Na otwarcie hoteli musimy poczekać do 9 maja, więc opcje na tegoroczną majówkę mamy ograniczone. Dlatego z kontrpropozycją wychodzą Lasy Państwowe. Jak informują, od 1 maja nocowanie w lesie będzie w pełni legalne. Co prawda trudno zestawiać piknikowanie w środku głuszy z drinkiem z palemką w hotelu. Ale na pewno znajdą się ludzie, dla których ta propozycja okaże się ciekawa.
Nocowanie w lesie – legalne od 1 maja
Cały program nazywa się „Zanocuj w lesie”. Lasy Państwowe pracowały nad nim od dawna, a pandemia tylko przyspieszyła decyzje. Chodziło o to, by wyznaczyć konkretne obszary w nadleśnictwach, gdzie bez obaw o konsekwencje będzie można rozbić namiot (lub, nawet preferowany przez leśników, hamak). Nie ma jednak mowy o wjeżdżaniu do lasu autem czy kamperem. Dlatego chodzi tu raczej o wypoczynek dla lubiących survival niż preferujących wygodne warunki do nocowania.
Przygotowana przez Lasy Państwowe mapa zmienia nieco odpowiedź na pytanie: ”czy w Polsce można rozbić namiot na dziko?”. Do tej pory w przypadku publicznych lasów sprawa była jasna: nie. Od 1 maja będzie inaczej. Każde nadleśnictwo wytypowało obszar do legalnego nocowania – to łącznie ponad 623 tysiące hektarów. Jedne, tak jak w Szczecinku, zapraszają do eksplorowania bardzo dużego terenu (około 5-6 tys. ha), inne – jak Nadleśnictwo Dębica – udostępniają jedynie 23 hektary. Teren nie jest w żaden sposób oznaczony, trzeba zatem dokładnie przestudiować mapę na stronie Lasów Państwowych.
Nocowanie w lesie – co można, czego nie można
Jeśli wybieramy się na nocleg do lasu w małej grupie na noc bądź dwie, nie musimy nikogo o tym informować. Co innego w przypadku, gdy planujemy poważniejszy wypad. Jeśli wybieramy się w grupie powyżej 9 osób albo noclegów będzie więcej niż dwa, trzeba wysłać zgłoszenie poprzez stronę wybranego przez nas nadleśnictwa. Trzeba to zrobić najpóźniej na dwa dni robocze przed przyjazdem na miejsce. Nadleśnictwo odsyła potwierdzenie, co jest równoznaczne ze zgodą na wyjazd.

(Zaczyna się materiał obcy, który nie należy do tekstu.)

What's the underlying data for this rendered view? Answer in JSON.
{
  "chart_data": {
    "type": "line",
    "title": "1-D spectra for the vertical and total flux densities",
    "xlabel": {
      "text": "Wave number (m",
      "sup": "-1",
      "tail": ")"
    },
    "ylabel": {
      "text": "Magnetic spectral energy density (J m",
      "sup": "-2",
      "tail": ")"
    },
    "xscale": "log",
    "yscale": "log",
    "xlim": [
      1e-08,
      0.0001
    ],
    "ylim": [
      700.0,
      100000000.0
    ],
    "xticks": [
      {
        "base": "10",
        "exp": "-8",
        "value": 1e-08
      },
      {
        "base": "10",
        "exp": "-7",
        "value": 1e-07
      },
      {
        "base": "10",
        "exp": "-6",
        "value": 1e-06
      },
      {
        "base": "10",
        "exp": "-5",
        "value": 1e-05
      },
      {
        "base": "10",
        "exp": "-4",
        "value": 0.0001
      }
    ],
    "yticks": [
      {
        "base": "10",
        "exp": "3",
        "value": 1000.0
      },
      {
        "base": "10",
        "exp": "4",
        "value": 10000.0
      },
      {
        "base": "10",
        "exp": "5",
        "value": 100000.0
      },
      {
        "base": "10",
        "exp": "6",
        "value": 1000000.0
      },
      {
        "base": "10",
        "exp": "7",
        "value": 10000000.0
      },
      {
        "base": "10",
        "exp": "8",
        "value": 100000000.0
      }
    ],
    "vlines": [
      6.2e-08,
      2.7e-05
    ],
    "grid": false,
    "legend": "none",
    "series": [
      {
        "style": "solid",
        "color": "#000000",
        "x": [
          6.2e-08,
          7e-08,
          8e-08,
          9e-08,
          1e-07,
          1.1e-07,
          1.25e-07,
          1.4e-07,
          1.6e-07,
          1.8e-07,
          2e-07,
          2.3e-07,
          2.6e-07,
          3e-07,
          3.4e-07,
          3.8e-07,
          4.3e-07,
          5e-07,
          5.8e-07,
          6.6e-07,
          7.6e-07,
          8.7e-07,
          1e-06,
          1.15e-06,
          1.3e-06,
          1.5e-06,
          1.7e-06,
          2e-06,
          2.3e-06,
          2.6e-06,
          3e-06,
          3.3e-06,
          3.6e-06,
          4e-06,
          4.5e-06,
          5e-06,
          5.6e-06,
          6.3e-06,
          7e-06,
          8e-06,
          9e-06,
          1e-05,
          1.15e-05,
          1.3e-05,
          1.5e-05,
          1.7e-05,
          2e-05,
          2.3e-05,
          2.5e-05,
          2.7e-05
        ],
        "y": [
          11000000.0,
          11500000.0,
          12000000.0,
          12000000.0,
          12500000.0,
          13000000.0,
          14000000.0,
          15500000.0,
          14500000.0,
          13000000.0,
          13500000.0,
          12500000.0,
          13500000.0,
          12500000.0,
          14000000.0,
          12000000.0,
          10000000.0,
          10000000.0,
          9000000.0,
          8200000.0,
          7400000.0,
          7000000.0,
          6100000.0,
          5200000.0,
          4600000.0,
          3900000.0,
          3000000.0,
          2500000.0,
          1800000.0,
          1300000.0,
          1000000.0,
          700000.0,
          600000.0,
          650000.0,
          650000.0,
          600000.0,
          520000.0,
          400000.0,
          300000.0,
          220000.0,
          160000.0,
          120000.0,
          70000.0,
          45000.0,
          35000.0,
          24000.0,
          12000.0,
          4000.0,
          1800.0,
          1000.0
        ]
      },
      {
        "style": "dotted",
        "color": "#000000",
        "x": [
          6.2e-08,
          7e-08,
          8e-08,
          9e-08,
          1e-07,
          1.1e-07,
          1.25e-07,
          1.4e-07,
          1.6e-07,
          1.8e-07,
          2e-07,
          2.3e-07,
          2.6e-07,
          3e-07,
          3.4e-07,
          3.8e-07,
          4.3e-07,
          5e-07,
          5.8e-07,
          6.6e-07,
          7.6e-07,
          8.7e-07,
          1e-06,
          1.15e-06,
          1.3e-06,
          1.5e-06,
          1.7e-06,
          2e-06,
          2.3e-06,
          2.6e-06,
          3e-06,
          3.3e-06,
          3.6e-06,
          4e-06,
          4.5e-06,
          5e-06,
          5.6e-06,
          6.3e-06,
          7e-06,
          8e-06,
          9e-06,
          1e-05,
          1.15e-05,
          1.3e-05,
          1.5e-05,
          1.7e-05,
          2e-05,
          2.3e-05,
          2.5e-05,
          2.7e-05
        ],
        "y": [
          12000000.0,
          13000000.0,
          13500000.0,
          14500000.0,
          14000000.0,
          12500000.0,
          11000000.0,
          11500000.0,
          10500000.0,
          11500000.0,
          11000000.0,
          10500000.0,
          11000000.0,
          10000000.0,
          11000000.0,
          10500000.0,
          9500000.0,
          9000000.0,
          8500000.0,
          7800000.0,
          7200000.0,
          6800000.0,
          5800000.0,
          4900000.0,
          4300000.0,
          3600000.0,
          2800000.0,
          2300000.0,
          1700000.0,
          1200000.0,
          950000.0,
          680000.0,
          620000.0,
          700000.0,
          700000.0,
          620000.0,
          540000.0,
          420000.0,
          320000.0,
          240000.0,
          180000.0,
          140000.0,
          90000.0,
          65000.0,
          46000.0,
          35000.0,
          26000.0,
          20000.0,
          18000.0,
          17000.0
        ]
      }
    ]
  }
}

Istotną kwestią jest też gotowanie. Kuchenek turystycznych można będzie używać tylko w 46 miejscach w Polsce. Znajdziemy je na stronach Lasów Państwowych. W dodatku kuchenek nie można używać na glebach torfowych, w młodnikach i drzewostanach, w których wysokość koron drzew znajduje się poniżej 5 m od ziemi. A także na powierzchniach leśnych porośniętych wysokimi trawami i wrzosem. Trzeba też przed rozpaleniem ognia sprawdzić jaki jest stopień zagrożenia pożarowego. Trzeci wyklucza jakiekolwiek gotowanie. Zresztą wtedy prawdopodobnie i tak będzie obowiązywać zakaz wstępu do lasu.
Do tego dochodzą mogące pojawić się utrudnienia związane z prowadzoną przez leśników wycinką. Teren udostępniony turystom nie jest od niej wolny, dlatego nie zdziwcie się jeśli wybrane przez was miejsce będzie oznaczone zakazem wstępu. W lasach nie można też pozyskiwać drewna, dopuszczalne są tylko zbiory owoców runa leśnego i grzybów.
Nocowanie w lesie – gratka dla zapaleńców
Jak widać zasad i ograniczeń jest sporo. Co zapewne nie odstraszy tych, dla których nocowanie w lesie to po prostu ogromna atrakcja. Zresztą, powiedzmy sobie szczerze, spora część z tych osób do tej pory nocowała w nich „na dziko”. Jednak od 1 maja w wielu miejscach pojęcie dzikiego noclegu znika, co wyeliminuje pewien pierwiastek ryzyka związany ze spaniem na łonie przyrody. A jeśli nie przekonuje was perspektywa majówki z nadleśnictwem, to spokojnie – harmonogram odmrażania gospodarki zakłada otwarcie hoteli już 8 maja. Tam żadna szyszka wam snu nie zakłóci.